In the annals of power pop, Paul Collins is up there with Dwight Twilley and Shoes, who both happen to appear on his new album. Collins’ work goes back to being a teenage member of the mid-1970s San Francisco band The Nerves, whose “Hanging on the Telephone” was recorded by Blondie. His own band The Beat caused its own commotion, at least before it got caught up in confusion over an English ska band with the same name.
Seeing no future (or income) from his music, Collins dropped out of music for a decade before returning with albums like 2004’s Flying High and the 2008 Ribbon of Gold. The new album, Stand Back and Take a Good Look, features work with power pop luminaries such as 20/20, Richard X. Heyman, and the aforementioned Shoes.
Its single “I’m the Only One for You,” recently designated Coolest Song in the World on Little Steven’s SiriusXM Underground Garage, features the late Dwight Twilley. We talked to Collins over the phone from New York, where the retrospective cover art of his new release was shot.
You must have captured one of the last performances of Dwight Twilley who had just just died in October.
He died shortly after [recording]—and it was a shock, and of course a bittersweet thing. I go way back with Dwight as far as being a fan of his. When I went to San Francisco in ’74–’75 and heard “I’m on Fire” I was like, “OK, that’s it, that’s what I want to do.” I heard “I’m on Fire” and I heard “Cadillac Walk” by Mink DeVille and I thought, there are people out there doing this music. And it’s damn cool. So I knew I was on the right track.
You’ve been at the forefront of the power pop movement—or do you even call it power pop?
Dwight called it power poop. In the beginning [the phrase] power pop was the curse of death. It kept this music off the radio, it kept this music from being accepted by a wider audience, it kept this music being relegated to the minor leagues by journalists and radio. I don’t know why, but it did. And I lived with that.
Then it flipped over in the beginning of the ‘90s, all the young kids came along with Bandcamp and they started citing power pop as their influence because they didn’t grow up with the curse. It hadn’t cost them their album deal, it hadn’t kept them off the radio, it hadn’t been something where record companies say we don’t sign this kind of music, or radio stations saying we don’t play this kind of music. They were like, “Power pop, we love it!” And then it became bigger than it ever was the first time around.

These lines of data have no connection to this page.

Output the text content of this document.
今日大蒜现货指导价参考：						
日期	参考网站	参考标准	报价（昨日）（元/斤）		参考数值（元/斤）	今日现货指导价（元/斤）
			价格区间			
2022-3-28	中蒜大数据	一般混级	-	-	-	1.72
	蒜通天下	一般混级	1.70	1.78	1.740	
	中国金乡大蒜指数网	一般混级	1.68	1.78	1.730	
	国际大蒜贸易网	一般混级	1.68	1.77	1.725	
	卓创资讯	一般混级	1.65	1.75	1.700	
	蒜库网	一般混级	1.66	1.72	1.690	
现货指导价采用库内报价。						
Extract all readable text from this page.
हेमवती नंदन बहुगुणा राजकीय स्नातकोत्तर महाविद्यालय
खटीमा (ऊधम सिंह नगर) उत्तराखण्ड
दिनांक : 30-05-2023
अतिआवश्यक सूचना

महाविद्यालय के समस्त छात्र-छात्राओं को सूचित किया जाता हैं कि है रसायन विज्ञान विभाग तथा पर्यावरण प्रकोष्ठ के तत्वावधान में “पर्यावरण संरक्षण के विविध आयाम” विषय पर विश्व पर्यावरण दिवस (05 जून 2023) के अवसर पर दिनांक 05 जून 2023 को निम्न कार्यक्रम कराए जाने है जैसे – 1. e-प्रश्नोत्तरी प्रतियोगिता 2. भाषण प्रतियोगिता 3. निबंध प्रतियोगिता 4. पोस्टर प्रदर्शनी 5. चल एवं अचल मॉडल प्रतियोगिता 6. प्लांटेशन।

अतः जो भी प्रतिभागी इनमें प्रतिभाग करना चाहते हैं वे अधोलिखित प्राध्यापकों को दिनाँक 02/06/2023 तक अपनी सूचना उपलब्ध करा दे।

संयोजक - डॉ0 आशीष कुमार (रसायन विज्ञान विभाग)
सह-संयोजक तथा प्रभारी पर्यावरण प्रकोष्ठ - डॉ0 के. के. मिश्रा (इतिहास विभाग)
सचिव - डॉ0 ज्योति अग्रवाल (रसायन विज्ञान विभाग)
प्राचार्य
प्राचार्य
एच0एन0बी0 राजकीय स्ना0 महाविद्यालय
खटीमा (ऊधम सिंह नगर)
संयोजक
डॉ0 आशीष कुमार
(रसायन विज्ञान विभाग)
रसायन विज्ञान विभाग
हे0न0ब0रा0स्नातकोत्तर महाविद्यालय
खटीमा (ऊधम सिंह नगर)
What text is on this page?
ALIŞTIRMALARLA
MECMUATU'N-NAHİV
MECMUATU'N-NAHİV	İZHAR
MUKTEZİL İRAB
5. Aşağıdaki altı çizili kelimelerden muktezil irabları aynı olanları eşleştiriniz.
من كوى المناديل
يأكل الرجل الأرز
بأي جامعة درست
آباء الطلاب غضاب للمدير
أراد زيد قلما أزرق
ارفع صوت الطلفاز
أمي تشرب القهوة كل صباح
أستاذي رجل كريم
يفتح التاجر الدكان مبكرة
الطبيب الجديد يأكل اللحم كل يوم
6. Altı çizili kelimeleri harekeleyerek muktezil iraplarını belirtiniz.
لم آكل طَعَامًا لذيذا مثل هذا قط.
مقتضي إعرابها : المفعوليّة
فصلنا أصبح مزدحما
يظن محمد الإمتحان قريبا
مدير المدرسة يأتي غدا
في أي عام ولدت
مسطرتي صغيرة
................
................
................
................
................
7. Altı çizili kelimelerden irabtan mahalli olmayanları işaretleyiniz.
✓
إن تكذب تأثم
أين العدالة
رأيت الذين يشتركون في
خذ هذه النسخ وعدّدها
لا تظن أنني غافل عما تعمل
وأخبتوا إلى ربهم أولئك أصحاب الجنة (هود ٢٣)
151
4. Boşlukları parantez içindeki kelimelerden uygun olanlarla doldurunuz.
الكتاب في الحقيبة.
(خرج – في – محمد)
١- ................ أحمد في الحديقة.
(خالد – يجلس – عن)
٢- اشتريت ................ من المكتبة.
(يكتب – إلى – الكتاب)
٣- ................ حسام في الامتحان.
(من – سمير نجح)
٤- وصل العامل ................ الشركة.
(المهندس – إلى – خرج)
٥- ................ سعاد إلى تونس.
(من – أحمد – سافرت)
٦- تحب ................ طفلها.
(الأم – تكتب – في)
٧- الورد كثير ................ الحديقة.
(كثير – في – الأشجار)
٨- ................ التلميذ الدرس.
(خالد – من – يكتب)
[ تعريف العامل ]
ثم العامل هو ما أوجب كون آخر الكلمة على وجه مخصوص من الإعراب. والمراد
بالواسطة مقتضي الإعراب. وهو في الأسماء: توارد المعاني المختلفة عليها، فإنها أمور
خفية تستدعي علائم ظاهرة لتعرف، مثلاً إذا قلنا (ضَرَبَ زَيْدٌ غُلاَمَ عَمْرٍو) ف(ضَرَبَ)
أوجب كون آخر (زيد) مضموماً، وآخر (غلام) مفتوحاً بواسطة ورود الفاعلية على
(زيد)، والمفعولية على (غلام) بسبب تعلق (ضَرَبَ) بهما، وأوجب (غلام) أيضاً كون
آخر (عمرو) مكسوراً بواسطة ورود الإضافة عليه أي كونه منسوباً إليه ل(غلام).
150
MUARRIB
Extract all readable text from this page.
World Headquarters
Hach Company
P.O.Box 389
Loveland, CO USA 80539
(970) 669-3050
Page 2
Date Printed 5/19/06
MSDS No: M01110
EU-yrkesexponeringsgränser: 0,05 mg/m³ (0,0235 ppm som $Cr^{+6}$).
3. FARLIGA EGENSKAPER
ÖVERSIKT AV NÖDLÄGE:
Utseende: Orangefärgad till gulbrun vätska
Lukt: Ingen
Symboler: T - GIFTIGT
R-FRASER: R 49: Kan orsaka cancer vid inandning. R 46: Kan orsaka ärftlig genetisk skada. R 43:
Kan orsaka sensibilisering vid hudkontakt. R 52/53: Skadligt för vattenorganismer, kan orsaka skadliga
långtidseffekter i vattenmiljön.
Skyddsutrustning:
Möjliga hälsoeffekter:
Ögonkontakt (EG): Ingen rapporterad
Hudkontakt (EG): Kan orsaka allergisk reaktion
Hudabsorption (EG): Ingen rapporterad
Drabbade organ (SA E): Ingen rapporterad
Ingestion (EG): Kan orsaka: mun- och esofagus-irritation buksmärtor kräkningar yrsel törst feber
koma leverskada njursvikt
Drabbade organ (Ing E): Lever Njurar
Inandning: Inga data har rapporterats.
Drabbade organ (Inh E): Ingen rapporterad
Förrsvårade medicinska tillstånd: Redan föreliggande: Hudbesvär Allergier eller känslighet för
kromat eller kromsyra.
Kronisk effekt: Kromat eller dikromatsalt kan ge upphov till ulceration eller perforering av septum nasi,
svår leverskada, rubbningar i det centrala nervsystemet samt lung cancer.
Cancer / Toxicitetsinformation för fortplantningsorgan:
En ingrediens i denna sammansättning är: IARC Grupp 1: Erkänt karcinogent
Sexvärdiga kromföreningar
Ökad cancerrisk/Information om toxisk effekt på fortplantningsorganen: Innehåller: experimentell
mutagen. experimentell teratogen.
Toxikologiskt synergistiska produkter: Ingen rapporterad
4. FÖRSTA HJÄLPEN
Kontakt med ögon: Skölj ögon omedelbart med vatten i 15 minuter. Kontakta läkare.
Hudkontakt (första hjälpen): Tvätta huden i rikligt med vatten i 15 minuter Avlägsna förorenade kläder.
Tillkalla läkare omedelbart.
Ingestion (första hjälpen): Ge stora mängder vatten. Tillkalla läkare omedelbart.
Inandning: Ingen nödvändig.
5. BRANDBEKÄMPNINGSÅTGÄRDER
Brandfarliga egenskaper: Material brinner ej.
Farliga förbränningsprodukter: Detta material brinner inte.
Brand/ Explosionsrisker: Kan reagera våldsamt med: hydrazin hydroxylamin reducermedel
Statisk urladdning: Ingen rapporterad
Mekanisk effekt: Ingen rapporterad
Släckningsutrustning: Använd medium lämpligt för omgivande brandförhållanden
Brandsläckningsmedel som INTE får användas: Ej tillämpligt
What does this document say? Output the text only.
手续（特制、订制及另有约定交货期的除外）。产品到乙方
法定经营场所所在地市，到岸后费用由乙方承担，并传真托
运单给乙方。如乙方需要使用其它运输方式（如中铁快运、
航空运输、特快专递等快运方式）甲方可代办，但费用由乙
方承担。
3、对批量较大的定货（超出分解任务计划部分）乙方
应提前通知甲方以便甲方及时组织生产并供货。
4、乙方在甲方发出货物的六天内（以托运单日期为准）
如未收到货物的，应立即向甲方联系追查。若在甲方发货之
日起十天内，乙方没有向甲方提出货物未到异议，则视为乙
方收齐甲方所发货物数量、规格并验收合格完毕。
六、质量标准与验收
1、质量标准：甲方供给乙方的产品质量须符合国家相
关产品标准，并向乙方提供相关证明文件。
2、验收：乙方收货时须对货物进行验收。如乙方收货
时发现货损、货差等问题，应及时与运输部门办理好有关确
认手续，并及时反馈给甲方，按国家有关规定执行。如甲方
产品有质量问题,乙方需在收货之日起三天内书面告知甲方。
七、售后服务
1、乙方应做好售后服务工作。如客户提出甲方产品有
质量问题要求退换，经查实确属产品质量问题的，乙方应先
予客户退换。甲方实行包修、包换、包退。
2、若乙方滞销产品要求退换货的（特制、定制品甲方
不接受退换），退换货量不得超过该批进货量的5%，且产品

How do you think it is faring today?
I just watched the Grammys and there was not one mention of power pop. What does that tell you?
Well, you know what kind of music you wanted to do when you heard “I’m on Fire.” What kinds of songs were you listening to when you were growing up?
I was really lucky in the sense that I was born in ’56 and when I was 10 it was ’66 so I grew up listening to the golden era by anyone’s standard, which is everything from the late ’50s to ’69. I guess. When I was a kid in Long Island listening to WABC radio with Cousin Brucie and Harry Harrison, I was listening to the cream of the crop of international rock ’n’ roll.
I say international because it included the British Invasion, it included the West Coast sound, it included the Detroit sound, and that includes Mitch Ryder and Motown. And Nashville, and Johnny Cash, and Glen Campbell, and Burt Bacharach, and on and on and on. And the Buckinghams, and the New York sound and The Rascals, and The Beatles and The Monkees, and The Foundations, Jay and the Americans. So, that was my high school and college. And my PhD was The Nerves.